Educação especial e erros de diagnóstico – por Demetrio Cherobini
“O lado perverso - muito comum - dos laudos de ‘deficiência intelectual’”
Em geral, as pessoas não questionam os laudos de “deficiência intelectual” ou “autismo” fornecidos pelos médicos. Por quê? Para o senso comum, a medicina da saúde mental possui um “saber absoluto”, infalível e acima de suspeitas acerca de seus métodos, conceitos e diagnósticos. Infelizmente, a educação especial e a escola contribuem para a reprodução desse mito quando se recusam a analisar criticamente os laudos e os estudantes que lhes chegam. Poderia ser diferente? É preciso sempre refletir.

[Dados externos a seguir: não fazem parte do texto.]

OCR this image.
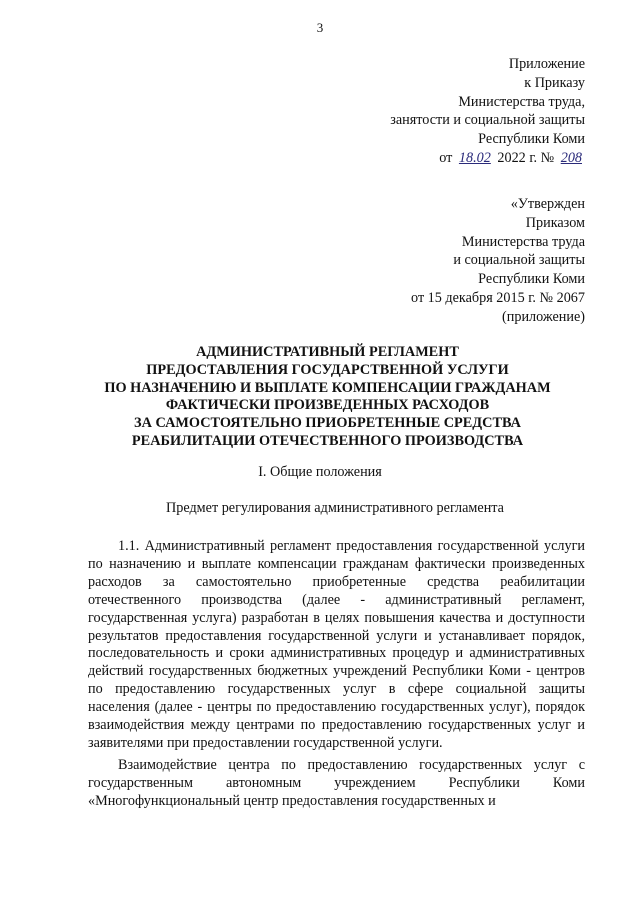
3
Приложение
к Приказу
Министерства труда,
занятости и социальной защиты
Республики Коми
от 18.02 2022 г. № 208
«Утвержден
Приказом
Министерства труда
и социальной защиты
Республики Коми
от 15 декабря 2015 г. № 2067
(приложение)
АДМИНИСТРАТИВНЫЙ РЕГЛАМЕНТ
ПРЕДОСТАВЛЕНИЯ ГОСУДАРСТВЕННОЙ УСЛУГИ
ПО НАЗНАЧЕНИЮ И ВЫПЛАТЕ КОМПЕНСАЦИИ ГРАЖДАНАМ
ФАКТИЧЕСКИ ПРОИЗВЕДЕННЫХ РАСХОДОВ
ЗА САМОСТОЯТЕЛЬНО ПРИОБРЕТЕННЫЕ СРЕДСТВА
РЕАБИЛИТАЦИИ ОТЕЧЕСТВЕННОГО ПРОИЗВОДСТВА
I. Общие положения
Предмет регулирования административного регламента

1.1. Административный регламент предоставления государственной услуги по назначению и выплате компенсации гражданам фактически произведенных расходов за самостоятельно приобретенные средства реабилитации отечественного производства (далее - административный регламент, государственная услуга) разработан в целях повышения качества и доступности результатов предоставления государственной услуги и устанавливает порядок, последовательность и сроки административных процедур и административных действий государственных бюджетных учреждений Республики Коми - центров по предоставлению государственных услуг в сфере социальной защиты населения (далее - центры по предоставлению государственных услуг), порядок взаимодействия между центрами по предоставлению государственных услуг и заявителями при предоставлении государственной услуги.

Взаимодействие центра по предоставлению государственных услуг с государственным автономным учреждением Республики Коми «Многофункциональный центр предоставления государственных и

É um erro achar que os médicos estão sempre certos em suas conclusões. Eles erram tanto qualquer outra categoria profissional, se não mais. Quem tiver dúvidas a respeito basta digitar “erros médicos” no Google e ver o que aparece, ou então aprofundar a leitura em artigos e livros especializados sobre a história da medicina.
Outro engano é acreditar que tal diagnóstico vai necessariamente beneficiar a educação da criança. Nem sempre é assim. Um laudo desse tipo gera, muitas vezes, expectativas e comportamentos negativos nas pessoas que o leem.
Os pais, por exemplo, podem tornar-se superprotetores e se sentirem obrigados a realizar todas as “vontades” dos filhos – uma péssima atitude, pois produz crianças mimadas, manhosas e mal-acostumadas, que querem, na escola, que todos satisfaçam a seus caprichos egocêntricos.
Os professores de sala regular, por sua vez, ao saberem que tal estudante é “deficiente” – ou “especial”, conforme o jargão -, podem vir a se desobrigar de maiores esforços na sua educação e a relegar o ensino dessa criança exclusivamente aos educadores especiais da escola. Ou seja, passam a não reconhecer esses alunos como seus, mas sim do AEE.
Mas isso ainda não é o pior. Pode acontecer algo mais problemático. É quando o próprio estudante que recebe o diagnóstico de “deficiente intelectual” ou “autista” aprende a usar o laudo para se desincumbir das exigências escolares – por passar a não acreditar em seu potencial, devido ao laudo, ou simplesmente por não querer se esforçar.
A esse respeito, dou como exemplo a história que me contou uma colega professora de escola estadual. Essa professora tem um aluno que recebeu um desses diagnósticos psiquiátricos que estigmatizam para sempre a condição mental do sujeito. O garoto tem talento, compõe músicas, canta, se expressa e se comunica bem com a juventude de seu entorno, interpreta as canções em vídeo, já publicou até um clipe no Youtube com uma de suas produções autorais.
Mas nas aulas não expressa o mesmo brilho, ao contrário: não estuda e nem se interessa pelo conhecimento escolar. A professora então disse ao jovem: “por que você não se esforça para aprender o conteúdo? Desse jeito, não vai passar de ano!” Ao que o garoto respondeu: “Não faz mal, professora. Eu boto um atestado e passo de ano”.
Eis o lado perverso – muito comum – dos diagnósticos de “deficiência intelectual” e assemelhados. Esse estudante aprendeu que basta “botar um atestado” para ser aprovado. Como aprendeu a agir assim? Talvez ele tenha de fato alguma dificuldade de aprendizagem, mas em que o diagnóstico o ajudou? A ter boa imagem de si, confiar nas suas capacidades, superar seus limites e ser responsável? Ou a criar uma autoimagem de incapaz – e, pior, a usar a malandragem do laudo para passar de ano sem estudar?
Para finalizar: tudo isso tem amparo legal. Sim, o Estado, que na LDB determina que as pessoas com necessidades especiais recebam educação de qualidade, é o mesmo que permite que esses sujeitos sejam aprovados, muitas vezes, sem aprender qualquer conhecimento elaborado. Em suma: são várias instâncias combinadas no objetivo não de formar, mas sim deformar para a vida – uma vida opaca, acanhada e muito aquém do que poderia ser. Qual a racionalidade disso tudo? Responda quem puder.
(*) Demetrio Cherobini, professor da rede municipal de Santa Maria, é licenciado em Educação Especial e bacharel e Ciências Sociais pela UFSM, mestre e doutor em Educação pela UFSM e pós-doutor em Sociologia pela Unicamp.